Inningen (/de/) is one of the 17 Planungsräume (English: Planning District) of Augsburg, Bavaria, Germany. It consists solely of the 41st Stadtbezirk (English: Ward or City Ward), with which it shares a name and is coterminous. As of January 1, 2006, Inningen was reported to have a population 4,735, and an area of 13.42 km^{2} (5.18 km^{2}). Its population density is 352.8 /km2. It was previously its own municipality before being annexed to Augsburg in 1972.

==History==
Although supposedly founded by the Allemanni tribes in the year 506, the town was first mentioned in a historical context in 1071. At that time the town had already been settled by local inhabitants and a Roman road. connecting Augsburg with Kempten im Allgäu, ran through the town. The town also has a large millstone also dating from Roman times. The largest landmark in the area, the Church of Saints Peter and Paul was built in 1713. Up until the Second World War, Inningen was a small farming community on the outskirts of Augsburg, although since then it has developed into a more heavily populated residential area of Augsburg.
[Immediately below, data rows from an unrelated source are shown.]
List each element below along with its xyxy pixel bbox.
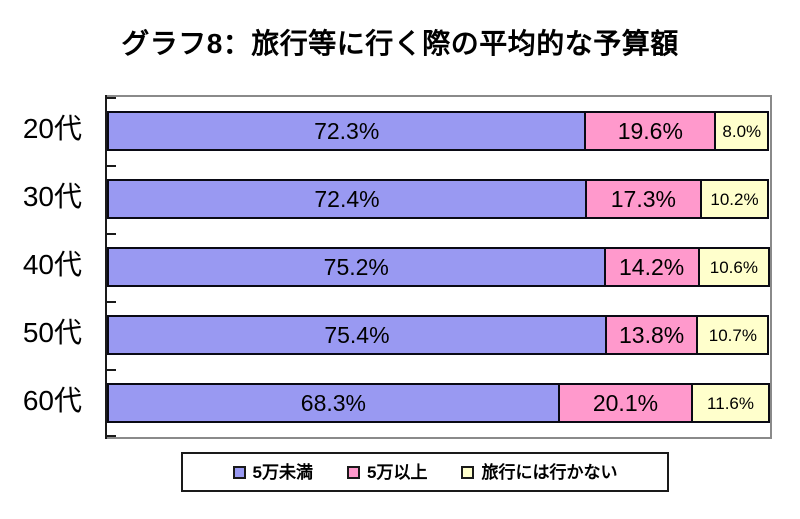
legend: 5万未満 5万以上 旅行には行かない xyxy=(181,452,669,492)
category-label-50代: 50代 xyxy=(22,317,82,348)
bar-value-label: 10.6% xyxy=(709,257,758,277)
legend-item-旅行には行かない: 旅行には行かない xyxy=(461,464,617,481)
bar-value-label: 68.3% xyxy=(300,389,367,416)
bar-value-label: 72.3% xyxy=(314,117,380,144)
bar-value-label: 19.6% xyxy=(617,117,683,144)
bar-segment-5万以上: 20.1% xyxy=(559,383,694,423)
bar-value-label: 72.4% xyxy=(314,185,380,212)
legend-item-5万以上: 5万以上 xyxy=(347,464,427,481)
bar-value-label: 8.0% xyxy=(722,121,762,141)
bar-segment-5万以上: 14.2% xyxy=(605,247,700,287)
bar-value-label: 13.8% xyxy=(619,321,685,348)
category-axis-line xyxy=(105,95,107,439)
axis-tick xyxy=(107,165,116,167)
bar-segment-旅行には行かない: 10.6% xyxy=(699,247,770,287)
bar-value-label: 75.4% xyxy=(324,321,390,348)
bar-value-label: 14.2% xyxy=(619,253,685,280)
category-label-40代: 40代 xyxy=(22,249,82,280)
legend-label: 旅行には行かない xyxy=(481,462,618,482)
bar-value-label: 10.7% xyxy=(708,325,757,345)
axis-tick xyxy=(107,369,116,371)
legend-label: 5万未満 xyxy=(252,462,313,482)
legend-swatch-icon xyxy=(347,465,360,479)
legend-item-5万未満: 5万未満 xyxy=(232,462,313,482)
bar-segment-旅行には行かない: 10.2% xyxy=(701,179,770,219)
category-axis-labels: 20代 30代 40代 50代 60代 xyxy=(0,95,92,439)
bar-segment-5万未満: 75.4% xyxy=(107,315,607,355)
bar-segment-5万以上: 19.6% xyxy=(586,111,717,151)
bar-segment-5万未満: 72.3% xyxy=(107,111,587,151)
axis-tick xyxy=(107,435,116,437)
bar-segment-旅行には行かない: 8.0% xyxy=(716,111,770,151)
bar-row-60代: 68.3% 20.1% 11.6% xyxy=(107,383,770,423)
bar-row-20代: 72.3% 19.6% 8.0% xyxy=(107,111,770,151)
bar-row-40代: 75.2% 14.2% 10.6% xyxy=(107,247,770,287)
bar-value-label: 75.2% xyxy=(323,253,389,280)
chart-title: グラフ8：旅行等に行く際の平均的な予算額 xyxy=(121,28,679,59)
legend-label: 5万以上 xyxy=(367,462,428,482)
bar-segment-旅行には行かない: 11.6% xyxy=(693,383,770,423)
legend-swatch-icon xyxy=(232,465,246,479)
bar-segment-5万未満: 75.2% xyxy=(107,247,606,287)
bar-segment-5万未満: 68.3% xyxy=(107,383,560,423)
category-label-20代: 20代 xyxy=(22,113,82,144)
bar-segment-旅行には行かない: 10.7% xyxy=(698,315,770,355)
bar-value-label: 10.2% xyxy=(710,189,759,209)
category-label-60代: 60代 xyxy=(22,385,82,416)
axis-tick xyxy=(107,97,116,99)
bar-segment-5万以上: 17.3% xyxy=(587,179,702,219)
legend-swatch-icon xyxy=(461,465,475,479)
axis-tick xyxy=(107,301,116,303)
axis-tick xyxy=(107,233,116,235)
bar-value-label: 11.6% xyxy=(707,393,754,413)
category-label-30代: 30代 xyxy=(22,181,82,212)
plot-rows: 72.3% 19.6% 8.0% 72.4% 17.3% 10.2% 75.2% 14.2% 1… xyxy=(107,97,770,437)
bar-segment-5万以上: 13.8% xyxy=(606,315,699,355)
bar-value-label: 17.3% xyxy=(610,185,676,212)
bar-row-50代: 75.4% 13.8% 10.7% xyxy=(107,315,770,355)
bar-value-label: 20.1% xyxy=(592,389,659,416)
bar-segment-5万未満: 72.4% xyxy=(107,179,587,219)
plot-area: 72.3% 19.6% 8.0% 72.4% 17.3% 10.2% 75.2% 14.2% 1… xyxy=(105,95,772,439)
bar-row-30代: 72.4% 17.3% 10.2% xyxy=(107,179,770,219)
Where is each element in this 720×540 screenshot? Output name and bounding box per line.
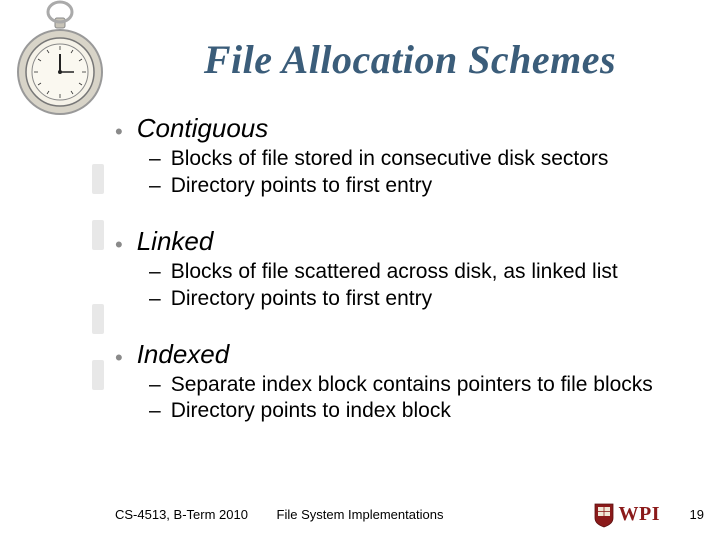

The city lost its status as an independent municipality in 1972. Inningen was, for one day, annexed to Augsburg attached with the neighboring town, Bergheim in order to qualify for a bus depot, and other such amenities, but this was against nearly every local law and was quickly overturned. Inningen and Bergheim are today separate Planungsräume.

==Transportation==
Inningen has its own train station, which is regularly served by two local train routes, the R7 and the R8. It is served by the regional bus lines numbers 700 and 721, as well as the Augsburg Bus Route 38. It is connected to downtown Augsburg with Augsburg Bus Route 90, which only runs at night. Bundesstraße 17, which is built to Autobahn road standards, is only 2 km (1.2 km) from Inningen, and has one of its exits signed as "Augsburg-Inningen/Augsburg-Haunstetten."